Dr. Dobb's Journal November 2006
At Starbucks the other day I overheard two software developers talking about which web browser they used and why. One was a staunch supporter of Microsoft's Internet Explorer, the other a militant Firefox user. The battle raged; they talked about everything from interfaces and extensibility to who would win in a bar fight—Clippy (the Microsoft Office animated paperclip) or the wily (fire)fox.
The topic then turned to security and went something like this:
IE Guy: We don't know who's writing that code; most of those guys probably don't have a clue about security. And what about somebody putting in a time bomb or a backdoor?
Firefox Guy: What about it? You're telling me that IE doesn't have the same problems? What's even worse is that I can't get the thing off my machine...At least in Firefox I can look at the code.
IE Guy: Have you? I'll bet that no one you even know has looked at the code.

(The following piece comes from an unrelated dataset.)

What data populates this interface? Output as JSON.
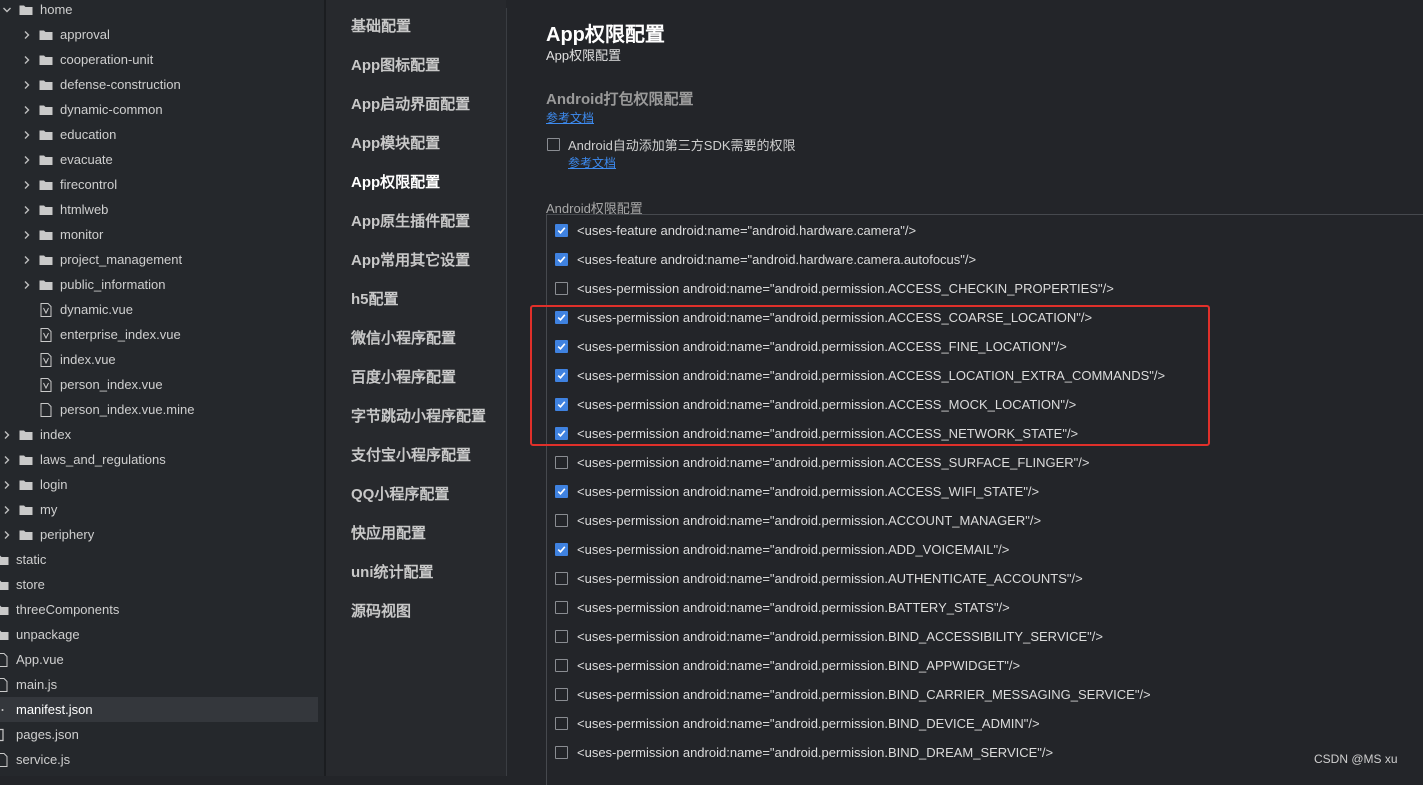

At least Microsoft has a process for security, and they don't pull "Learn C++ in 21 Days" washouts from off the street to write its software.
The conversation continued like this for about 20 minutes—with no resolution. I'm willing to bet both guys went back to their desks, navigated to Google, and felt they'd made the safer and more informed browsing choice for security.

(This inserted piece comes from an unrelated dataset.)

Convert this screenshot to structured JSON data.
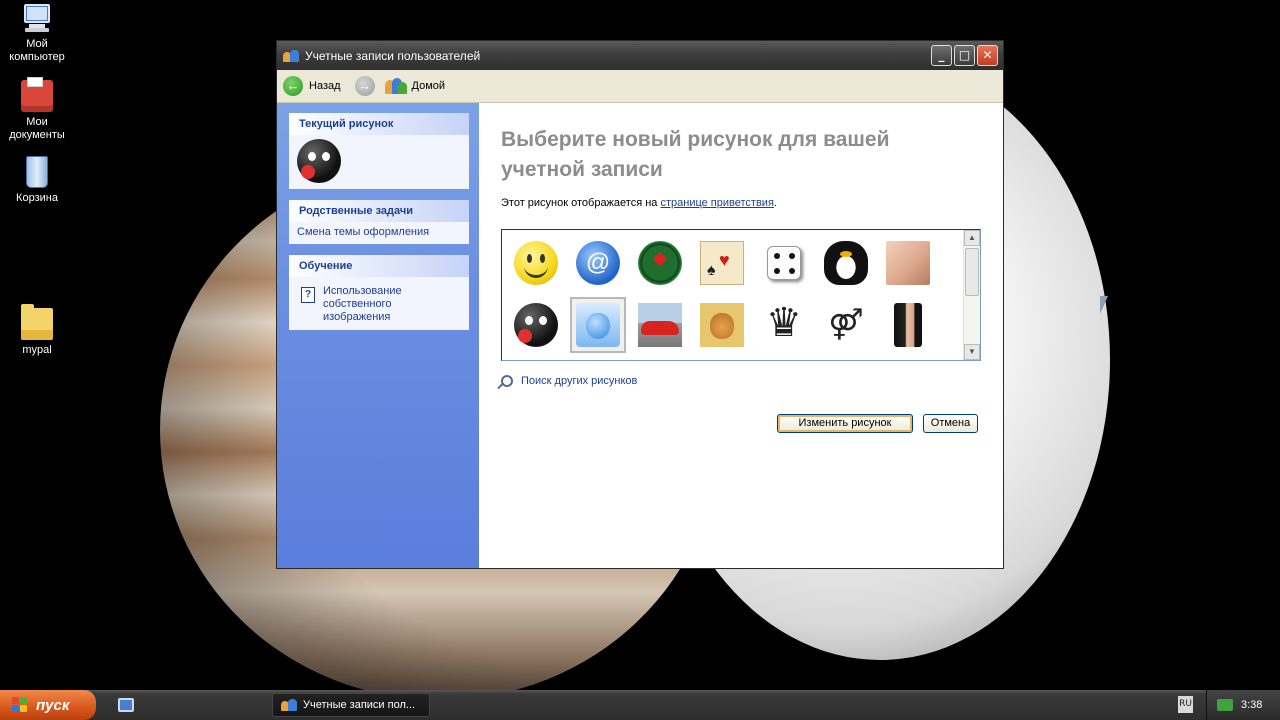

I've heard debates like this a thousand times, with different target applications and platforms—Windows, Linux, BSD, Exchange, Oracle, DB2, and on and on. I've also heard it rage on different scales, from college students in labs to IT executives about to bet millions of dollars on solutions they "felt" better about. Recently, legislation (think Sarbanes-Oxley), standards (such as the PCI Data Security Standard enforced by Visa, Mastercard, and the like), and high-profile breaches have driven enterprise customers to demand that in addition to being usable, affordable, and extensible, the software they purchase and use be demonstrably more secure. The problem is that they want security but don't know how to demand it—security isn't a particularly easy thing to measure and weave into a Service Level Agreement.
Many vendors I've talked to have started to receive some piercing questions about security: What's your vulnerability response process? What process improvements have you made based on vulnerabilities reported in your software? What training does your development team get on security? What is your patch release strategy? What guidance do you provide for secure deployment/maintenance? What is your vulnerability disclosure policy? What are the terms and period of your security support agreement? And answers to questions such as these are starting to define what's shaping up to be one of the most crucial battles in software.
For many enterprises, "security" and "compliance" are nearly synonymous, and many are still reeling from compliance ambiguities. For example, translating Sarbanes-Oxley into practical steps to secure software can be more frustrating than using Tarot cards to recover forgotten passwords. Some requirements, however, are more straightforward. While more focused on network security, the PCI Data Security Standard does offer some guidance for developers.
Given that customers are subject to these regulatory requirements, we have to make sure that our security requirements are in sync with theirs. For example, many of the new disclosure laws have "safe harbor" clauses that can save a company incalculable reputation damage (by not needing to disclose a breach) if data is strongly and properly encrypted when stored. This could potentially mean adding an encryption requirement to applications. Given that regulations are nonnegotiable for enterprises, the costliest "security" mistakes in software may not be buffer overruns, but failure to meet the evolving security requirements of users.
So what does all this mean? At the highest level, the development community needs to step up its security game to compete in the world of new security-aware consumers. We need to gather security requirements along with functional ones, think about abuse as well as use, and embrace secure coding and testing practices. In a world where most application data zooms unscathed past network defenses, ingraining security into our applications is the only option.
As for the Clippy vs. (fire)fox bar fight, I guess that the fox wins by default given Clippy's semi-retirement. It would have been one helluva brawl though.